Launched last year, the Community Counseling Clinic provides on-campus training for graduate students in the Master of Arts in Counseling (MAC) program as well as meets a need for low-cost counseling for the Austin community. The Clinic doesn’t turn people away if they lack financial resources, and relies on community donations, grants and small fees to provide its services.
Trained graduate students will facilitate grief peer support groups, which bring together people with a similar concern, in this case, grief/loss, and allow them to support one another, under the supervision of faculty members. Grief therapy groups, which employ therapeutic techniques, will be co-facilitated by trained graduate students and faculty members who specialize in grief. The clinic will start by offering four grief groups with a maximum of eight people in each.
Milman, who is leading the clinic’s grief services, says that the grief therapy offered by the clinic is based in the meaning-oriented approach and uses an evidence-informed therapy protocol. This approach offers a space where people can explore how to return to living a meaningful life with their grief. It provides a space for sharing and reflecting but also offers the opportunity to engage in therapeutic exercises.
The Clinic’s grief support services are open to any individual who is grieving the loss of a loved one, whether they are newly bereaved or have been dealing with grief for many years.

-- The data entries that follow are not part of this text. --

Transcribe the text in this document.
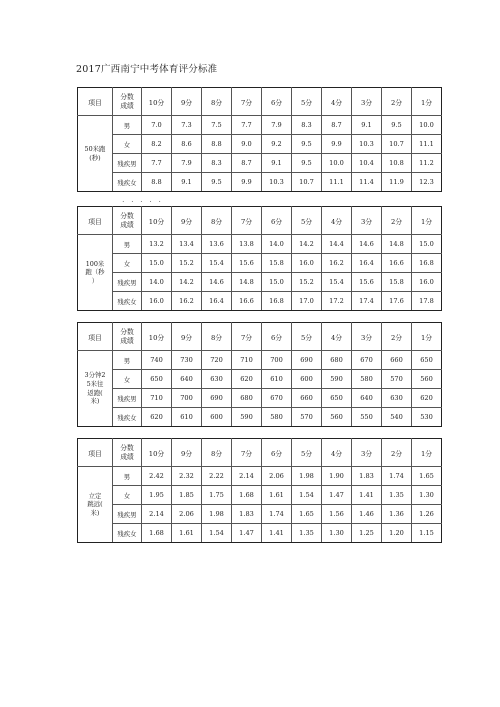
2017广西南宁中考体育评分标准
. . . . .
项目	分数
成绩	10分	9分	8分	7分	6分	5分	4分	3分	2分	1分

50米跑
(秒)	男	7.0	7.3	7.5	7.7	7.9	8.3	8.7	9.1	9.5	10.0
	女	8.2	8.6	8.8	9.0	9.2	9.5	9.9	10.3	10.7	11.1
	残疾男	7.7	7.9	8.3	8.7	9.1	9.5	10.0	10.4	10.8	11.2
	残疾女	8.8	9.1	9.5	9.9	10.3	10.7	11.1	11.4	11.9	12.3
项目	分数
成绩	10分	9分	8分	7分	6分	5分	4分	3分	2分	1分

100米
跑（秒
）	男	13.2	13.4	13.6	13.8	14.0	14.2	14.4	14.6	14.8	15.0
	女	15.0	15.2	15.4	15.6	15.8	16.0	16.2	16.4	16.6	16.8
	残疾男	14.0	14.2	14.6	14.8	15.0	15.2	15.4	15.6	15.8	16.0
	残疾女	16.0	16.2	16.4	16.6	16.8	17.0	17.2	17.4	17.6	17.8
项目	分数
成绩	10分	9分	8分	7分	6分	5分	4分	3分	2分	1分

3分钟2
5米往
返跑(
米)	男	740	730	720	710	700	690	680	670	660	650
	女	650	640	630	620	610	600	590	580	570	560
	残疾男	710	700	690	680	670	660	650	640	630	620
	残疾女	620	610	600	590	580	570	560	550	540	530
项目	分数
成绩	10分	9分	8分	7分	6分	5分	4分	3分	2分	1分

立定
跳远(
米)	男	2.42	2.32	2.22	2.14	2.06	1.98	1.90	1.83	1.74	1.65
	女	1.95	1.85	1.75	1.68	1.61	1.54	1.47	1.41	1.35	1.30
	残疾男	2.14	2.06	1.98	1.83	1.74	1.65	1.56	1.46	1.36	1.26
	残疾女	1.68	1.61	1.54	1.47	1.41	1.35	1.30	1.25	1.20	1.15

Interested individuals can contact the clinic, and counselors will assess individual needs. People will either be offered grief peer support groups or grief therapy groups depending on their grief experience and the kinds of services they are interested in receiving.

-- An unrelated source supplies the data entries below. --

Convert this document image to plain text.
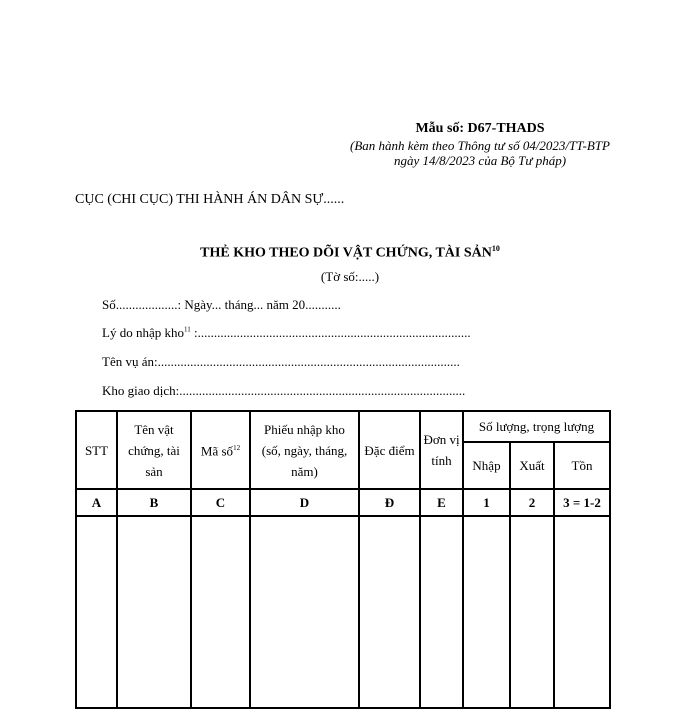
Mẫu số: D67-THADS
(Ban hành kèm theo Thông tư số 04/2023/TT-BTP
ngày 14/8/2023 của Bộ Tư pháp)
CỤC (CHI CỤC) THI HÀNH ÁN DÂN SỰ......
THẺ KHO THEO DÕI VẬT CHỨNG, TÀI SẢN$^{10}$
(Tờ số:.....)
Số...................: Ngày... tháng... năm 20...........
Lý do nhập kho$^{11}$ :....................................................................................
Tên vụ án:.............................................................................................
Kho giao dịch:........................................................................................
STT	Tên vật chứng, tài sản	Mã số$^{12}$	Phiếu nhập kho (số, ngày, tháng, năm)	Đặc điểm	Đơn vị tính	Số lượng, trọng lượng		
						Nhập	Xuất	Tồn
A	B	C	D	Đ	E	1	2	3 = 1-2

Although the clinic’s expansion into grief groups was planned as an in-person service before the pandemic, the clinic’s faculty have transitioned both grief services and all other clinic therapy services online.

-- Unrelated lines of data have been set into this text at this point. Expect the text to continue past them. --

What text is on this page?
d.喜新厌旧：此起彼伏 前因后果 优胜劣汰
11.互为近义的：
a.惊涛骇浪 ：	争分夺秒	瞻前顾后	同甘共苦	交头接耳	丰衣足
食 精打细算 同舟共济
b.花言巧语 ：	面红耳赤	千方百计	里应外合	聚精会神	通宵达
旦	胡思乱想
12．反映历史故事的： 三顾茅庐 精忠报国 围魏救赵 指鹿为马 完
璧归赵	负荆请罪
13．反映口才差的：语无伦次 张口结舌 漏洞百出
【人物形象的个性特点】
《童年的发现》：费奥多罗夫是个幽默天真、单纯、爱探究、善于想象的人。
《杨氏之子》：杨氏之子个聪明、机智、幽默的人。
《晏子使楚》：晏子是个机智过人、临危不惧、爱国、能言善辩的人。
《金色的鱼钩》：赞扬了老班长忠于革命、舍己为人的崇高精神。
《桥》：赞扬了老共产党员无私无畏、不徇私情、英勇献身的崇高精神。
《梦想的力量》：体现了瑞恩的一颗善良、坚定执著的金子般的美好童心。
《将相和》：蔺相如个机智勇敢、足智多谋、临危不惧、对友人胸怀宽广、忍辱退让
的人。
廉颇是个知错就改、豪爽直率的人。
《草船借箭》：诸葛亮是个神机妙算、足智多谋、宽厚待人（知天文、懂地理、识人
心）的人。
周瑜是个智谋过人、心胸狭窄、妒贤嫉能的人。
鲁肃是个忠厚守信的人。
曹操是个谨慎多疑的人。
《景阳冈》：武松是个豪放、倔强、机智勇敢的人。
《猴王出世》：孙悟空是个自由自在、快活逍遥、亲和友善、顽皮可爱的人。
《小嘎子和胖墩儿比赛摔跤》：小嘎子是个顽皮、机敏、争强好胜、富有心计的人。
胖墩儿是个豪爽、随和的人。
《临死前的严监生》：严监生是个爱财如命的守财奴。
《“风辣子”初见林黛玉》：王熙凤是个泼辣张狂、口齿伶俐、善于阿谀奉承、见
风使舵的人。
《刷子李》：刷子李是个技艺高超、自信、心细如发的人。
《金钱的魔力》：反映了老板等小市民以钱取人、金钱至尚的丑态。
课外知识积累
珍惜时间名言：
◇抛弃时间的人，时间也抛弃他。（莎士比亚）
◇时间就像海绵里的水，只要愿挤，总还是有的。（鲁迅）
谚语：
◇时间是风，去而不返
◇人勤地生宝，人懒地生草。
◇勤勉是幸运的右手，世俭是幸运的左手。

Online grief services can play a vital role in personal healing, especially in the pandemic context where so few alternative options for grief support are available.
“Whereas before, you could go out and distract yourself by going to a movie, a meal, or whatever other activity you enjoy… or you could lean into your grief with the support of your entire friend or community network,” Milman said. “Now, it’s either you’re on your own with your grief, or you’re on your own with two or three family members. In some cases, that can really exhaust the capacity of the individual or the family to support each other through their grief.”
Although the peer support groups and therapy groups will be held online, which can have its technical challenges, Milman believes that both the active components of grief therapy and the community-building aspect of peer support groups that are key to positive mental health outcomes will still be present.
“The grief therapy groups are designed to help folks who are really stuck in their grief. But peer support groups are about building a community around your grief by providing a space where grievers can gather and be with each other through the grief experience under the care of trained facilitators” she said.
Before facilitating grief groups at the clinic, the Counseling students received extensive training delivered by Milman, who is an expert in the field of grief, and by Paula Loring LCSW-S who specializes in grief peer support groups and has led facilitator trainings both for the Austin Clinic for Grief and Loss and for the Porting Loring Bereavement Center. Loring will continue as a consultant.
Both faculty and students have also received training in conducting online counseling, which has grown in popularity because of its convenience and effectiveness. The online training gives graduate students another skillset, the clinic’s faculty said.
“Gaining the skills to be able to flexibly change therapeutic modalities and still be effective is invaluable,” said Kerrie Taylor, assistant professor of Counseling and director of the Community Counseling Clinic.